A24 just dropped the trailer for Tony, and I have absolutely no idea what this movie is about. Which is exactly the point.
The trailer is all mood, zero plot. Atmospheric shots. Unsettling music. A title card. That's it. And somehow, it works. A24 has convinced an entire generation of film nerds that not knowing what you're about to watch is actually better than traditional marketing.
This is the studio's superpower: make the mystery part of the appeal. Don't explain. Don't pander. Trust that your audience wants to discover the film rather than have it pre-digested through seven months of marketing rollout.
Compare this to how studios typically sell films. Trailers that show every plot beat. TV spots that spoil the third act. Interviews where actors explain themes the movie should convey itself. A24 does the opposite: here's a vibe, go see if you like it.

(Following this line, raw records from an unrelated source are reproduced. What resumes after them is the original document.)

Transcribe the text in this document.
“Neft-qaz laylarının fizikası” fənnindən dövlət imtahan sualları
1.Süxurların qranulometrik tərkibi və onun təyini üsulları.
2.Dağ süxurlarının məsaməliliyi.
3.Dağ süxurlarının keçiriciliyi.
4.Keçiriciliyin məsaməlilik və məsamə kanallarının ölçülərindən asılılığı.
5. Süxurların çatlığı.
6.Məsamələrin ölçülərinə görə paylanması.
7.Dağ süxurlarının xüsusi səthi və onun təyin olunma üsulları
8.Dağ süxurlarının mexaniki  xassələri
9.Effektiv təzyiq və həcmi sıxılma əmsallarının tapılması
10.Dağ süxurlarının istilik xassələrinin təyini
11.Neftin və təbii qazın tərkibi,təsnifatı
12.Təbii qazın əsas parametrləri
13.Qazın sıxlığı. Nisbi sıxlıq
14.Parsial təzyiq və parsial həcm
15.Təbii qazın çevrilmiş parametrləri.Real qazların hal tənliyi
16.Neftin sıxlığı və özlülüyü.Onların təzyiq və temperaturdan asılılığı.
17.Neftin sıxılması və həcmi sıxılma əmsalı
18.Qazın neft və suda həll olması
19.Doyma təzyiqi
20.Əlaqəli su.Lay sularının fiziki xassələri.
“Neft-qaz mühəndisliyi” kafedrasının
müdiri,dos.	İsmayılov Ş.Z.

It doesn't always work. A24 releases plenty of films that underperform because audiences genuinely don't know what they're buying tickets for. But when it works - Everything Everywhere All at Once, Uncut Gems, The Witch - it creates genuine word-of-mouth buzz that traditional marketing can't manufacture.
The trailer for Tony follows the A24 playbook perfectly: intrigue over information. Will the film live up to it? Who knows. But I'm buying a ticket anyway, and so are you.
In Hollywood, nobody knows anything - except A24's marketing team, apparently.